Mom and the “ boy from camp” remained “friends” for the rest of their lives. When airfare was not cheap and not the usual mode of transportation, mom’s friend would visit (with his wife) every year from Chicago. Dad would be more gregarious, friendly and drink a lot more when they were here…when they left a huge cloud of silence…dad going back to reading in his chair and ignoring us (as usual)… mom would be quiet and reflective amongst us kids who would play and fight wondering what was going on… then BOOOOOMMMM! …My mom and dad would start fighting in Japanese…boy is that scary when you’re young.

When I was going to college, I remember my mom calling me from out of the blue (very unusual)…she wanted me to take some time off and go with her via bus or plane to Chicago (very,very unusual)…I was in the middle of finals so I couldn’t go. A week or so later she called me again…this time she wanted to leave Dad!!!!… and live with me!!! Now this was very unusual… to tell you the truth, the thought of her leaving dad was not the shocker (what took her so long)…but for her to live with me meant I would have to tell her that I was what she would call a “loose woman”…I told her that I had to go to class but that if she was serious I would have to talk to her and pick her up after classes. By the time I called back she had changed her mind and I had missed my opportunity to be closer to my mom.

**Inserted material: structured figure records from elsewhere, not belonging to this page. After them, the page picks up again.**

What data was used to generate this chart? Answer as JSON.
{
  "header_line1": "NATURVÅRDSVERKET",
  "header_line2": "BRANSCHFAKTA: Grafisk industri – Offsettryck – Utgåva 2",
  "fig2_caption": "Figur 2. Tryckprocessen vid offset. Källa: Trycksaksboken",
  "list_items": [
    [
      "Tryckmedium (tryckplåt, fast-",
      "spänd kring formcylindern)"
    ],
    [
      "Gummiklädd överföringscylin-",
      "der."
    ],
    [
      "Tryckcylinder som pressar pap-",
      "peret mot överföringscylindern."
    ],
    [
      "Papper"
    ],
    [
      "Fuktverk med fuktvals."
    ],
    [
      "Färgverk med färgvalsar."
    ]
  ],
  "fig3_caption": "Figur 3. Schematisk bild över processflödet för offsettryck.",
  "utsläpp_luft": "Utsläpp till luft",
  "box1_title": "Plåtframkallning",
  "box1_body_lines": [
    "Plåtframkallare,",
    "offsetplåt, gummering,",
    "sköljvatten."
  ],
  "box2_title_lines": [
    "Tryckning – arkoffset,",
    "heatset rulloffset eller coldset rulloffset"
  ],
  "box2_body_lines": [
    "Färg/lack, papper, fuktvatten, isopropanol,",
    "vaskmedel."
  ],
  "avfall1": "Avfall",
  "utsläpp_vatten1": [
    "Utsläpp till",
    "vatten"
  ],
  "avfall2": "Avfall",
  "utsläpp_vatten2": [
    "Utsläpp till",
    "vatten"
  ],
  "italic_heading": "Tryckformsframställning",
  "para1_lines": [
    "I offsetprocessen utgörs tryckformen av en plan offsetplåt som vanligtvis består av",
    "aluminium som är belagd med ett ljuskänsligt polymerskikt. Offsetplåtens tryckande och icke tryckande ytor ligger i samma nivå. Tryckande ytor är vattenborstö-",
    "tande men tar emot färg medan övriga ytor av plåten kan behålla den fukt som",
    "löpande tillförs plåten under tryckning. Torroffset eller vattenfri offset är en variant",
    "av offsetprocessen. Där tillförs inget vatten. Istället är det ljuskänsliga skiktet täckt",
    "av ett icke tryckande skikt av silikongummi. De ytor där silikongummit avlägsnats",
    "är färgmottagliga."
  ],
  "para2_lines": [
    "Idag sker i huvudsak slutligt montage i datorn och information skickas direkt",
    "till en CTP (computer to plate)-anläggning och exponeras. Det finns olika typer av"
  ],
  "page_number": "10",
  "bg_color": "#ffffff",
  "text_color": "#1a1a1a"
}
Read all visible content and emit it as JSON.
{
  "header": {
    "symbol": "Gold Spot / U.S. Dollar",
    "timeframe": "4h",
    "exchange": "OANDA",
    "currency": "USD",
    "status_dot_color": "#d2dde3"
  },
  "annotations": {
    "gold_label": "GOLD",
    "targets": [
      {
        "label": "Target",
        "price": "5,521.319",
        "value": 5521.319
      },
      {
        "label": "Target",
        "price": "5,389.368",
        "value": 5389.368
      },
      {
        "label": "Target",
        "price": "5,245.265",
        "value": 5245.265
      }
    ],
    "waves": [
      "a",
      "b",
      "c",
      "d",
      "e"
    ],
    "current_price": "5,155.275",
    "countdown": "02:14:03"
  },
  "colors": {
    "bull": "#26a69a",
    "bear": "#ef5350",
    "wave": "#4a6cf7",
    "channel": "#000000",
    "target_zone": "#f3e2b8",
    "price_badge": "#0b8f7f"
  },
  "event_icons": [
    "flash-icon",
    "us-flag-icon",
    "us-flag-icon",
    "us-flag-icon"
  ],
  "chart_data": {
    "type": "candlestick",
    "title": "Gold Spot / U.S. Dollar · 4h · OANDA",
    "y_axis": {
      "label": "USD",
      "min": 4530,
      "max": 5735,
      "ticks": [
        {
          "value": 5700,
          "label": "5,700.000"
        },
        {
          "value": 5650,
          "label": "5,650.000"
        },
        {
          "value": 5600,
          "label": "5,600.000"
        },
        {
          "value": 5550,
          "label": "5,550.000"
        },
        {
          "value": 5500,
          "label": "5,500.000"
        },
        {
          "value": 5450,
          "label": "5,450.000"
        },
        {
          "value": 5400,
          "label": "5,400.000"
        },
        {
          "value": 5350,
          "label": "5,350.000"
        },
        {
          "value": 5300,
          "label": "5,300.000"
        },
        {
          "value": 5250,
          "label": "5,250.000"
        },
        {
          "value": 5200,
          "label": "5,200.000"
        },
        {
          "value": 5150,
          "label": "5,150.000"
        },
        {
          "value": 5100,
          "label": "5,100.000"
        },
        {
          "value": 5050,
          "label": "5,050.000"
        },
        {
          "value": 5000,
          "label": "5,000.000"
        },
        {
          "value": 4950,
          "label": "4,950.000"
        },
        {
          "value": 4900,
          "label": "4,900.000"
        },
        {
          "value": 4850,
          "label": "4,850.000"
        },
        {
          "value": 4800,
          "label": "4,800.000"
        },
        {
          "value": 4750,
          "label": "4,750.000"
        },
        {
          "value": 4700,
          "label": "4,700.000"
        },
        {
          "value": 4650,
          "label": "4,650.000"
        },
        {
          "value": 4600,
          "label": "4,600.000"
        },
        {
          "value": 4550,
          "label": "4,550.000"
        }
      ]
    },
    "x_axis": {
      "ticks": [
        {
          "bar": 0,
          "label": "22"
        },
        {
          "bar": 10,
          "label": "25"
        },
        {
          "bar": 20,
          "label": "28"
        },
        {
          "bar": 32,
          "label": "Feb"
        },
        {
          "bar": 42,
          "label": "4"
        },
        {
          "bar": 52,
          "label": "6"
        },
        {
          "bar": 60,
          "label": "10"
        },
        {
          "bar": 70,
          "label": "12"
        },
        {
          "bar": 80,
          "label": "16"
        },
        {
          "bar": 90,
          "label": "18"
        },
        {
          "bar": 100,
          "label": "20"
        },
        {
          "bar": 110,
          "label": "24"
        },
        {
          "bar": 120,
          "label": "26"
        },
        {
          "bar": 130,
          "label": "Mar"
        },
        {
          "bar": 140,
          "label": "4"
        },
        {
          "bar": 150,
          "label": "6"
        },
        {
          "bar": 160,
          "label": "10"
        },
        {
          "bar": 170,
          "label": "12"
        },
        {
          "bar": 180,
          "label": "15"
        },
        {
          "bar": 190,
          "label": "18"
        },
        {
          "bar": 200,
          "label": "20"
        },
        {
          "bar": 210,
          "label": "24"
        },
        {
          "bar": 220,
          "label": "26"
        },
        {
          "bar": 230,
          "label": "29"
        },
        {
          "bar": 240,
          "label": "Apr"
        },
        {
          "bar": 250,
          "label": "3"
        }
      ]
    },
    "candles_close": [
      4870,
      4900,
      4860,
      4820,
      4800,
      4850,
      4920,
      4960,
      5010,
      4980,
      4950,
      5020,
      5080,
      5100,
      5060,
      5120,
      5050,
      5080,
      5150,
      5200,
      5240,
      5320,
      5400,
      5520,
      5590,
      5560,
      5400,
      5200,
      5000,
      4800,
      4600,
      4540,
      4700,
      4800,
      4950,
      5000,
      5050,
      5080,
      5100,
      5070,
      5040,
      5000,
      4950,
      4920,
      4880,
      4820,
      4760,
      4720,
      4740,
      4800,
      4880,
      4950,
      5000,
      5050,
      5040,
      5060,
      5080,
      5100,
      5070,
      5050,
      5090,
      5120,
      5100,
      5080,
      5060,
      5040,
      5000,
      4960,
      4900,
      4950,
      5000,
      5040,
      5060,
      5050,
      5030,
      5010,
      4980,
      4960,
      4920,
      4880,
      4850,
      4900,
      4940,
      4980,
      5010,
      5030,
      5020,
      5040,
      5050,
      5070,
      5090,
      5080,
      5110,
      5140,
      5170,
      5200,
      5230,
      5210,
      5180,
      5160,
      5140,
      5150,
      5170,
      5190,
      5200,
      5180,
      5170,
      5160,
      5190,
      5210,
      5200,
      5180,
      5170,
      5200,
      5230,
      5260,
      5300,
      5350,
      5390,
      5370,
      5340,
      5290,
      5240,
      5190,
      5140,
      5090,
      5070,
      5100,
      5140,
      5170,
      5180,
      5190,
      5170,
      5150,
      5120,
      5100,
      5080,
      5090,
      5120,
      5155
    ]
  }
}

A few months later, she had become very depressed to such an extent even my father noticed and started to treat her more gently…doing small little chores to help her out…dare I say, “thoughtful”. Later I found out that that “boy from camp” had gotten sick and died leaving a wife, 2 grown sons, and a very good “friend”…
Most of my adult life I had felt the pressure to marry within my race and with approval from my parents. That “loose woman” statis I mentioned before, was due to me dating men not of my race. Maybe with all I knew of the women in my family, I wanted to marry for love. John was not my “first love” but he was my last. When I had to think serious about the wedding details, the question of the wedding dress came up. I did for a moment think that I would ask Dad for mom’s wedding kimono, but then I thought I needed to symbolically break some very old traditional “chains”. The wedding kimono and obi that my grandmother’s family must have sacrificed so much to give her…the wedding dress that my grandmother gave to my mother in love…having to cloak her love in tradition…never able to speak the word…and the wedding dress my mom wasn’t able to see me wear because of this nightmare I still carried like baggage…

When I married John, I wore a red sheath I designed myself, with an antique kimono jacket that held no family traditions to bind me…we walked down the aisle together giving ourselves away to each other…I knew who I was marrying…and the nightmares ended.